The eight-pound, three-foot long sonobuoy is described as an expendable, waterborne sensor that is deployed by the hundreds from P-8 surveillance aircraft and MH-60R Sea Hawk helicopters to detect enemy subs. The Department of Defense budgeted for 204,000 of the units in 2020. These detection units have become increasingly important due to the growing fleet of silent submarines being developed and deployed by Russia and China. These small, battery-powered units allow ships and submarines to keep their distance from enemy subs.

The U.S. military sources the sonobuoy from a single company: ERAPSCO, which is a joint venture between contract manufacturer and designer Sparton Corporation of Schaumburg, Ill., and electronics engineering firm Ultra Electronics, of Middlesex in the United Kingdom. While a single supplier offers a number of procurement efficiencies, it can also produce risk. In this case, that risk is Sparton’s financial instability.

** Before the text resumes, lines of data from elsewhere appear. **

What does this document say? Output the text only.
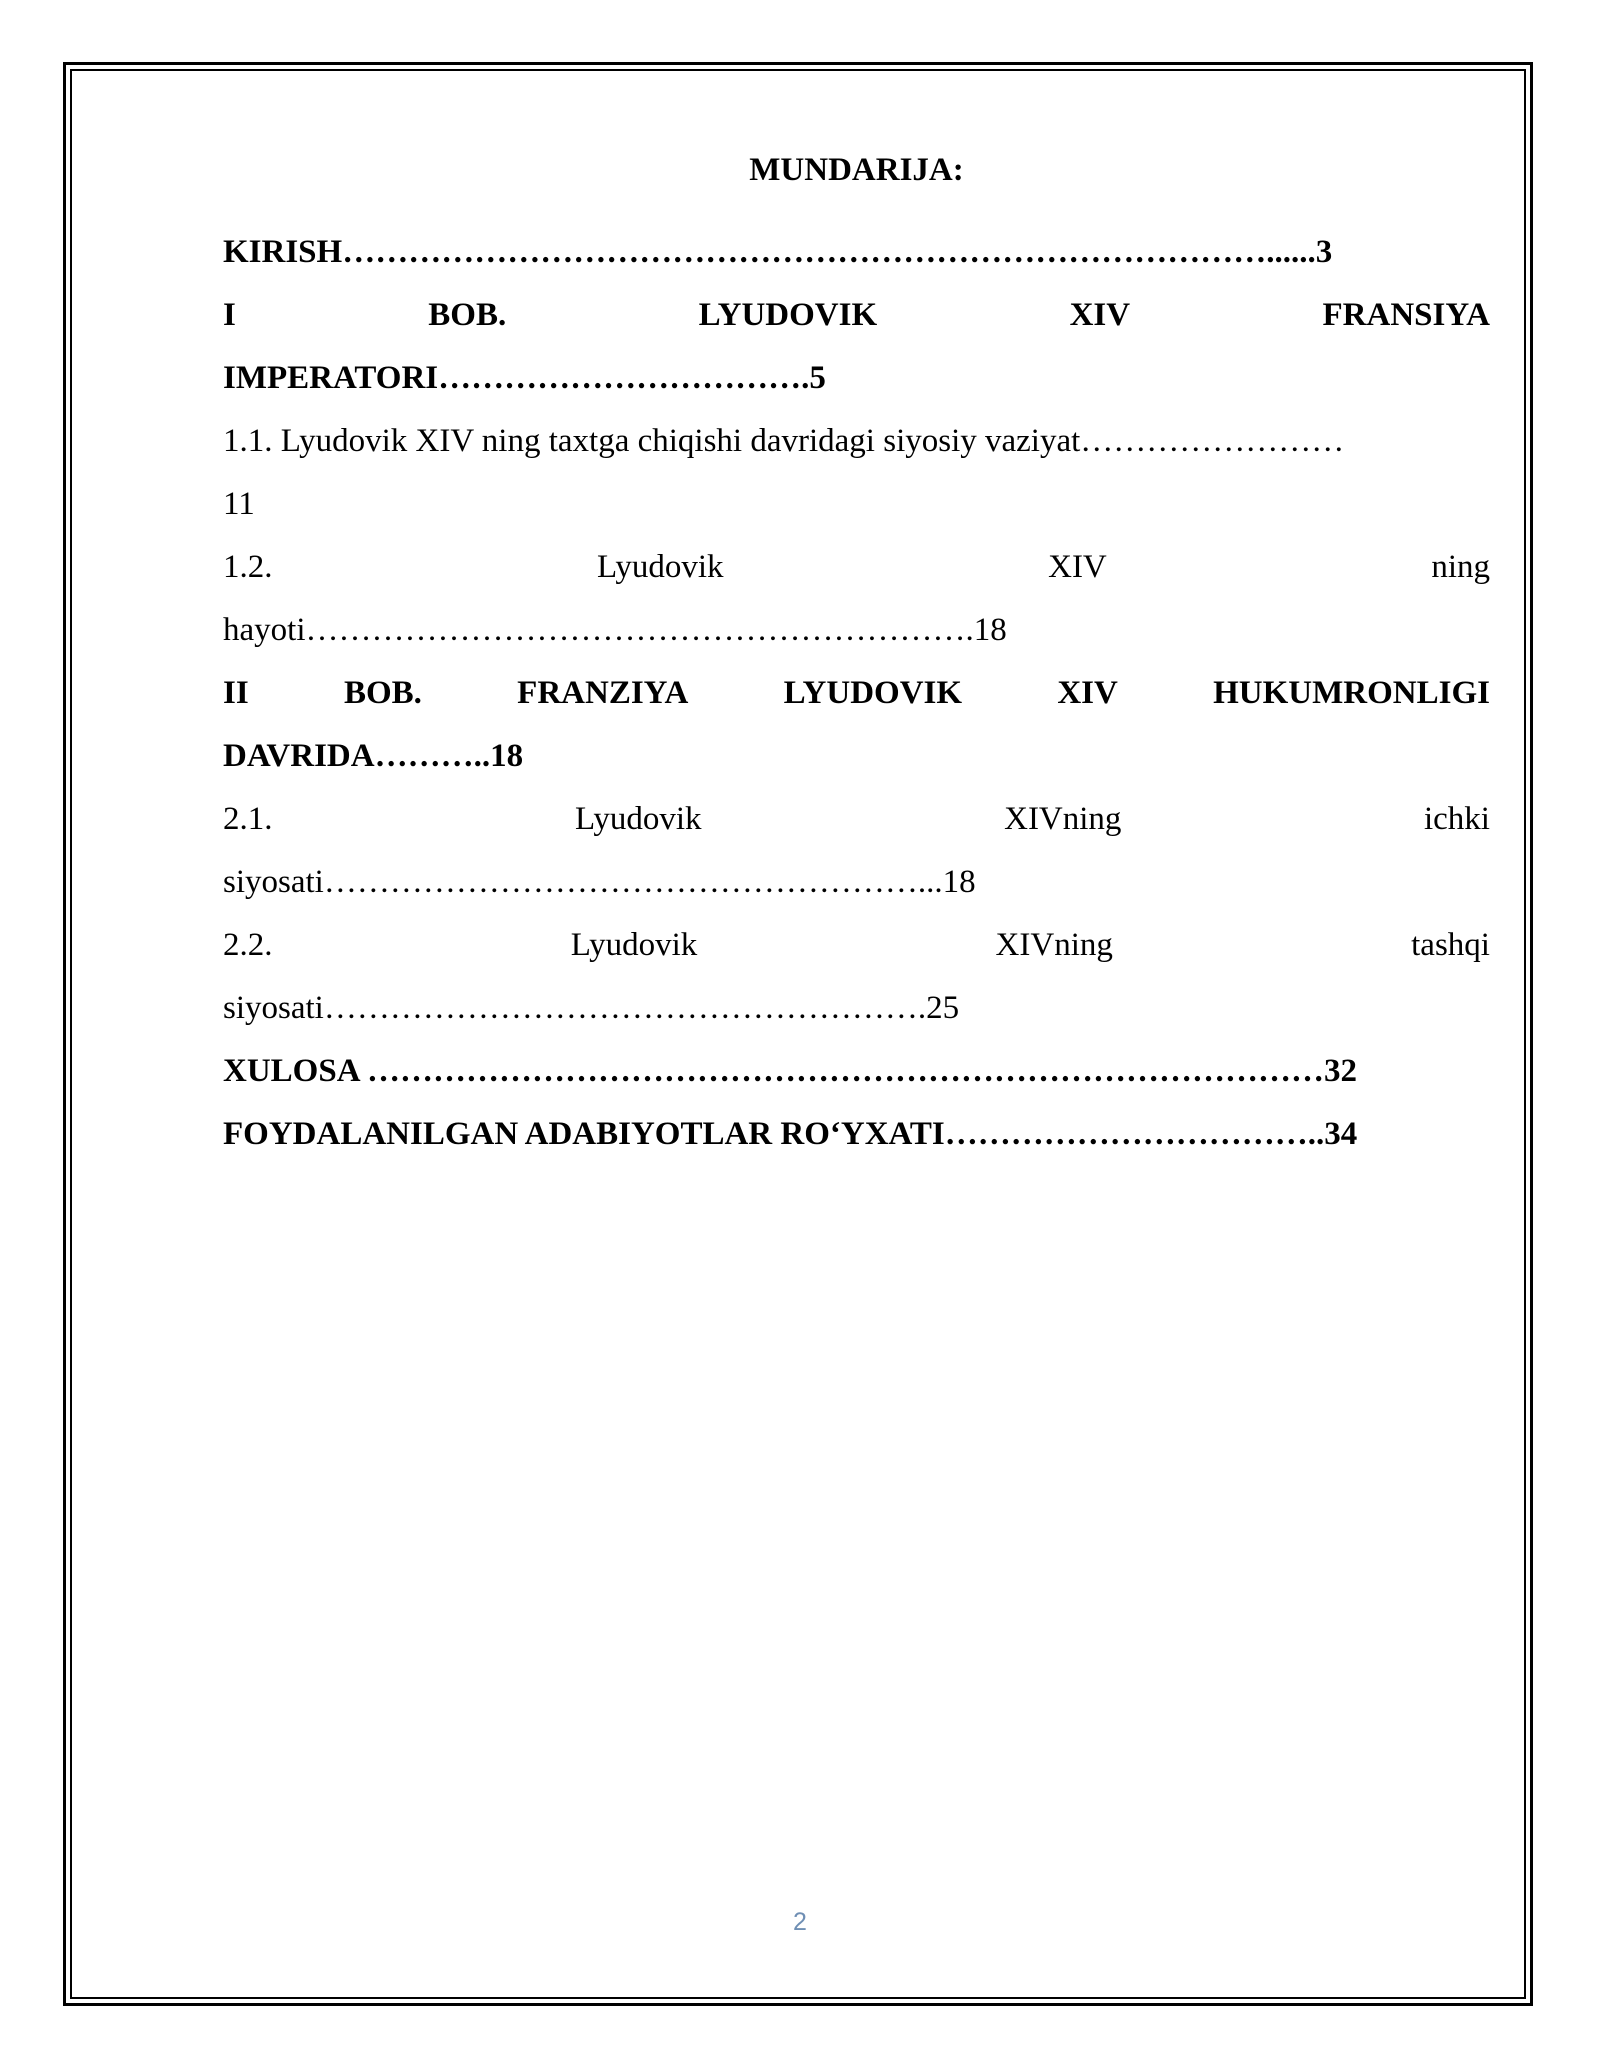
MUNDARIJA:
KIRISH…………………………………………………………………………......3
I	BOB.	LYUDOVIK	XIV	FRANSIYA
IMPERATORI…………………………….5
1.1. Lyudovik XIV ning taxtga chiqishi davridagi siyosiy vaziyat……………………
11
1.2.	Lyudovik	XIV	ning
hayoti…………………………………………………….18
II	BOB.	FRANZIYA	LYUDOVIK	XIV	HUKUMRONLIGI
DAVRIDA………..18
2.1.	Lyudovik	XIVning	ichki
siyosati………………………………………………...18
2.2.	Lyudovik	XIVning	tashqi
siyosati……………………………………………….25
XULOSA ……………………………………………………………………………32
FOYDALANILGAN ADABIYOTLAR RO‘YXATI……………………………..34
2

Ultra tried to buy the company in 2017 but the Department of Justice felt it violated antitrust laws. This led the company to be purchased by a private equity firm last year.

In its latest annual report, Sparton basically stated the resources required to make ERAPSCO viable weren’t worth the effort, meaning it wouldn’t be able to meet the Navy’s ongoing needs for the sonobuoy. According to a report from DefenseNews.com, ERAPSCO was set to be dissolved by 2024.

With neither company capable of making the necessary investments to produce the sonobuoy independently, President Trump signed a memo in March that invoked the Defense Production Act. It allows the DoD to provide financial support to ensure production of products deemed essential to national defense.

So, supply should be able to match demand for the short term, but a long-term solution is still needed. The Air Force, to its credit, has issued a solicitation to find suppliers beyond ERAPSO. Depending on your perspective, it’s a problem and an opportunity.